Chapter 9 Meta-Regression

Conceptually, Meta-Regression does not differ much from a subgroup analysis. In fact, subgroup analyses with more than two groups are nothing more than a meta-regression with categorial covariates. Meta-regression with continuous moderators reveals whether values of this continuous variable are linearly associated with the effect size.

The idea behind meta-regression

In a conventional regression, we specify a model predicting the dependent variable \(y\), across \(_i\) participants, based on their values on \(p\) predictor variables, \(x_{i1} \dots x_{ip}\). The residual error is referred to as \(\epsilon_i\). A standard regression equation therefore looks like this:

\[y_i=\beta_0 + \beta_1x_{1i} + ...+\beta_px_{pi} + \epsilon_i\]

In a meta-regression, we want to estimate the effect size \(\theta\) of several studies \(_k\), as a function of between-studies moderators. There are two sources of heterogeneity: sampling error, \(\epsilon_k\), and between-studies heterogeneity, \(\zeta_k\) so our regression looks like this:

\[\theta_k = \beta_0 + \beta_1x_{1k} + ... + \beta_px_{pk} + \epsilon_k + \zeta_k\]

You might have seen that when estimating the effect size \(\theta_k\) of a study \(k\) in our regression model, there are two extra terms in the equation, \(\epsilon_k\) and \(\zeta_k\). The same terms can also be found in the equation for the random-effects-model in Chapter 4.2. The two terms signify two types of independent errors which cause our regression prediction to be imperfect. The first one, \(\epsilon_k\), is the sampling error through which the effect size of the study deviates from its “true” effect. The second one, \(\zeta_k\), denotes that even the true effect size of the study is only sampled from an overarching distribution of effect sizes (see the Chapter on the Random-Effects-Model for more details). In a fixed-effect-model, we assume that all studies actually share the same true effect size and that the between-study heterogeneity \(\tau^2 = 0\). In this case, we do not consider \(\zeta_k\) in our equation, but only \(\epsilon_k\).

As the equation above has includes fixed effects (the \(\beta\) coefficients) as well as random effects (\(\zeta_k\)), the model used in meta-regression is often called a mixed-effects-model. Mathematically, this model is identical to the mixed-effects-model we described in Chapter 7 where we explained how subgroup analyses work.

Indeed subgroup analyses are nothing else than a meta-regression with a categorical predictor. For meta-regression, these subgroups are then dummy-coded, e.g.

\[ D_k = \{\begin{array}{c}0:ACT \\1:CBT \end{array}\]

\[\hat \theta_k = \theta + \beta x_{k} + D_k \gamma + \epsilon_k + \zeta_k\]
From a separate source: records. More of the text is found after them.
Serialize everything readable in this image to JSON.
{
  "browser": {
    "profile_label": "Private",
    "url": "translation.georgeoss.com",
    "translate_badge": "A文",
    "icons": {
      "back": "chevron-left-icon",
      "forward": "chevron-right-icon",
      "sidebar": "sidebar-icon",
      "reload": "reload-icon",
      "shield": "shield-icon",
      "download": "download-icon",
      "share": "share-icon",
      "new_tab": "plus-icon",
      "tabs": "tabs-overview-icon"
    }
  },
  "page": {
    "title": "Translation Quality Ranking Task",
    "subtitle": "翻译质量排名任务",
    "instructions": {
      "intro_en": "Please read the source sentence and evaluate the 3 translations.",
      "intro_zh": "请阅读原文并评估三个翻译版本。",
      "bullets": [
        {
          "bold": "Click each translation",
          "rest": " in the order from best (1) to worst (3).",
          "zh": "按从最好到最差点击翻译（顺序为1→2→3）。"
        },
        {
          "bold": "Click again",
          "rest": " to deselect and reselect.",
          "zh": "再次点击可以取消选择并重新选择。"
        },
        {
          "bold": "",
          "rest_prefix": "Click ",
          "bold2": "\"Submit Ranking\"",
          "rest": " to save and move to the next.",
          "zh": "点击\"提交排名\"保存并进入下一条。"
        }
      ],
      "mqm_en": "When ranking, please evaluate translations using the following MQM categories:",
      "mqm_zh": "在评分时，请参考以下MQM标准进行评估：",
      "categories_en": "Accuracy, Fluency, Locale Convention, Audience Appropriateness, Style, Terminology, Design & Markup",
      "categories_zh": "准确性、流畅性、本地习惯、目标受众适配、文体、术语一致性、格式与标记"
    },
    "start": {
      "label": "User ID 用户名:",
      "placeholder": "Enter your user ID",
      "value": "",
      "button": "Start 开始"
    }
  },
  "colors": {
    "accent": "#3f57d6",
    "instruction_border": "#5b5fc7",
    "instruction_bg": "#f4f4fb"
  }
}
In this case, we assume the same regression line, which is simply “shifted” up or down for the different subgroups \(D_k\).

Visualisation of a Meta-Regression with dummy-coded categorial predictors

Figure 9.1: Visualisation of a Meta-Regression with dummy-coded categorial predictors



Assessing the fit of a regression model

To evaluate the statistical significance of a predictor, we conduct a t-test of its \(\beta\)-weight.
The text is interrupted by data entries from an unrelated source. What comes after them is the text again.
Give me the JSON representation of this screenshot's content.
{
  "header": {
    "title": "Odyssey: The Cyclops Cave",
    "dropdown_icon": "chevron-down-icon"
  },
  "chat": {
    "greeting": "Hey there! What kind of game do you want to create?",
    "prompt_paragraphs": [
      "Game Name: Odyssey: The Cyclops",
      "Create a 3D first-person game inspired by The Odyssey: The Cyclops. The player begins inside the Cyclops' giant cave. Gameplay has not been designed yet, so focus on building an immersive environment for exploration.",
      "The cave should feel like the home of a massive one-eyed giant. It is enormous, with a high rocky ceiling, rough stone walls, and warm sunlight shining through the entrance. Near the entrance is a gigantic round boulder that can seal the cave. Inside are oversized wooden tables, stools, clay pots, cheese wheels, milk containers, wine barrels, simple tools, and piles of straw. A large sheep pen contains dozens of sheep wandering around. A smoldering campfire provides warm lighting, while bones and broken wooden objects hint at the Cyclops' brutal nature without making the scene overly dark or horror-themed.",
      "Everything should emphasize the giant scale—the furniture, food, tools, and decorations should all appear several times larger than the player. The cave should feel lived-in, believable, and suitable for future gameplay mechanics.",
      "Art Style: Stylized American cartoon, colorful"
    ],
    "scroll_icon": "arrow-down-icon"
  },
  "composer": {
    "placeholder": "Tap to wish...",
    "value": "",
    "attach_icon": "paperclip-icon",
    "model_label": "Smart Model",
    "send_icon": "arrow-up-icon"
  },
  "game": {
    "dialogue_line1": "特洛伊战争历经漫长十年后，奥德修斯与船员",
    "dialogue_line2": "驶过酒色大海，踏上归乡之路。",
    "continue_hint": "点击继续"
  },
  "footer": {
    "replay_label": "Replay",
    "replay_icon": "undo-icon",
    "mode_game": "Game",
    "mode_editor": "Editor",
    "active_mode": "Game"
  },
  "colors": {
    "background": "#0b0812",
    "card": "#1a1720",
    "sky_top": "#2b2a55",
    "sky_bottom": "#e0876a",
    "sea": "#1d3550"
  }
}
\[ t=\frac{\beta}{SE_{\beta}}\]

Which provides a \(p\)-value telling us if a variable significantly predicts effect size differences in our regression model.

If we fit a regression model, our aim is to find a model which explains as much as possible of the current variability in effect sizes we find in our data.
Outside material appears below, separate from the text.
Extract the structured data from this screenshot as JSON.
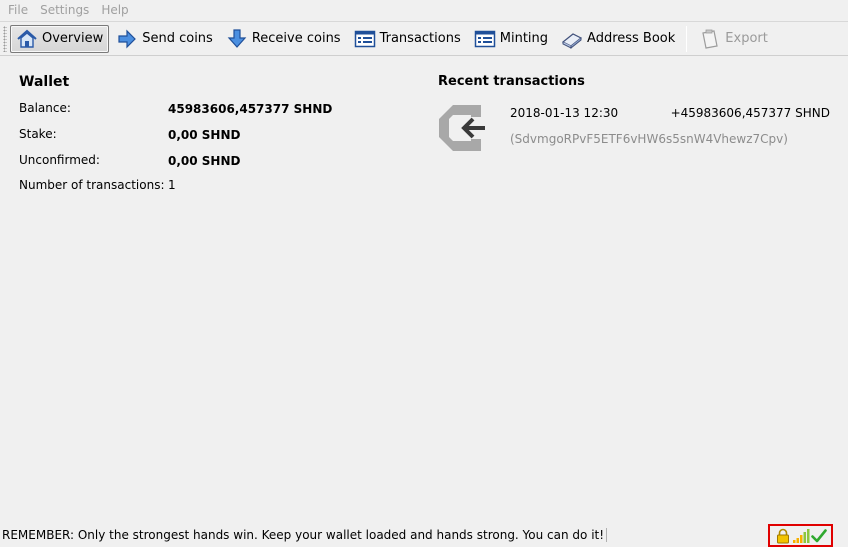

In conventional regression, \(R^2\) is commonly used to quantify the percentage of variance in the data explained by the model, as a percentage of total variance (0-100%). As this measure is commonly used, and many researchers know how to to interpret it, we can also calculate a \(R^2\) analog for meta-regression using this formula:

\[R_2=\frac{\hat\tau^2_{REM}-\hat\tau^2_{MEM}}{\hat\tau^2_{REM}}\]

Where \(\hat\tau^2_{REM}\) is the estimated total heterogenetiy based on the random-effects-model and \(\hat\tau^2_{REM}\) the total heterogeneity of our mixed-effects regression model.

NOTE however, that \(R^2\) refers to variance explained in the observed data. The more predictors you add, the better your model will explain the observed data. But this can decrease the generalizability of you model, through a process called overfitting: You’re capturing noise in your dataset, not true effects that exist in the real world.